Merlet's film is, I would argue, not really a biography, for there is no analysis of the impact of the early death of the artist's mother and her bereavement, no exploration of how she made a massively successful career in Italy and beyond after the horrors of the trial and her torture, how she married and mothered several daughters who also became artists, how she negotiated with some of the major patrons of her time for the commissions on which she lived and through which she, not their father, accumulated dowries for her daughter. No one wants to tell that story.

Garrard and feminist Gloria Steinem, incensed by the portrayal in the film, organized a campaign to inform audiences that Artemisia was not, as was said in early advertisements, "The Untold True Story of an Extraordinary Woman." The campaigners put up a website attacking the film as untruthful in presenting what they say was Artemisia's rape by her teacher, Agostino Tassi. At the New York premiere screening of the film on April 28, Steinem and other activists in the audience circulated a fact sheet prepared by Steinem and Garrard. This intervention led Miramax to retract its claim that that film presents a "true" story. Steinem and Garrard's stated intention was not to interfere with the filmmaker's creative freedom, nor with Miramax's distribution of the film, but rather to counter its alleged historical distortions with factual information about the subject.

==Critical reception==
New York Times film critic Stephen Holden was very favourable towards the film:

This handsomely photographed film, whose indoor scenes recreate the heavy chiaroscuro of Caravaggio paintings, takes a decidedly 90s view of a woman whom feminist art historians rescued from obscurity in the 1970s. If the central character emerges as a feminist heroine for flouting patriarchical taboos, she also happens to be a tantalizing sex kitten whose artistic curiosity smacks of voyeurism. As portrayed by Valentina Cervi, Artemisia is two distinctly different entities. One is a gorgeous early-17th-century sex kitten. The other is a fearlessly ambitious teen-age prodigy who is so sure of her talent that she breaks the rules of female decorum and dares go where no nice woman of her time and station has gone before. These two Artemisias don't really fit together, but they make for a ripely sensuous portrait of the artist as a saucy but virtuous siren.

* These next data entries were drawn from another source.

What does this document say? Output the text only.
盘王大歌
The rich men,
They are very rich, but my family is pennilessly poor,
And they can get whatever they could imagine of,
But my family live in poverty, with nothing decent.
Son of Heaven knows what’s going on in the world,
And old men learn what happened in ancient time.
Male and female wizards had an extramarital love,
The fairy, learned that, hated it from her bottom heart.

Roger Ebert also liked the film:

Artemisia is as much about art as about sex, and it contains a lot of information about techniques, including the revolutionary idea of moving the easel outside and painting from nature. It lacks, however, detailed scenes showing drawings in the act of being created (for that you need La Belle Noiseuse, Jacques Rivette's 1991 movie that peers intimately over the shoulder of an artist in love). And it doesn't show a lot of Artemisia's work. What it does show is the gift of Valentina Cervi, who is another of those modern European actresses, like Juliette Binoche, Irene Jacob, Emmanuelle Beart and Julie Delpy, whose intelligence, despite everything else, is the most attractive thing about her.

Daphne Merkin wrote in the New Yorker:

This controversial and confused new film, written and directed by Agnès Merlet, is ostensibly about the seventeenth-century painter Artemisia Gentileschi, but it is really the silliest form of late-twentieth-century iconography. The movie, which stars the fetching Valentina Cervi, makes a sexy love story out of Artemisia's relationship with her teacher, Agostino Tassi (played by Miki Manojlovic): it's art lessons as foreplay. "Let yourself go," Tassi tells his young pupil, as though he is quoting from Masters and Johnson, and Artemisia not only expertly guides him in bed but insists that he gave her pleasure when he raped her. Although the real Artemisia did flout the conventions of her time by insisting on painting from live models, it's hard to believe that she proceeded with the air of defiant entitlement she's given here. Once you accept the film on its own fraudulent terms, however, it's quite engaging-not least because of the erotic subtext.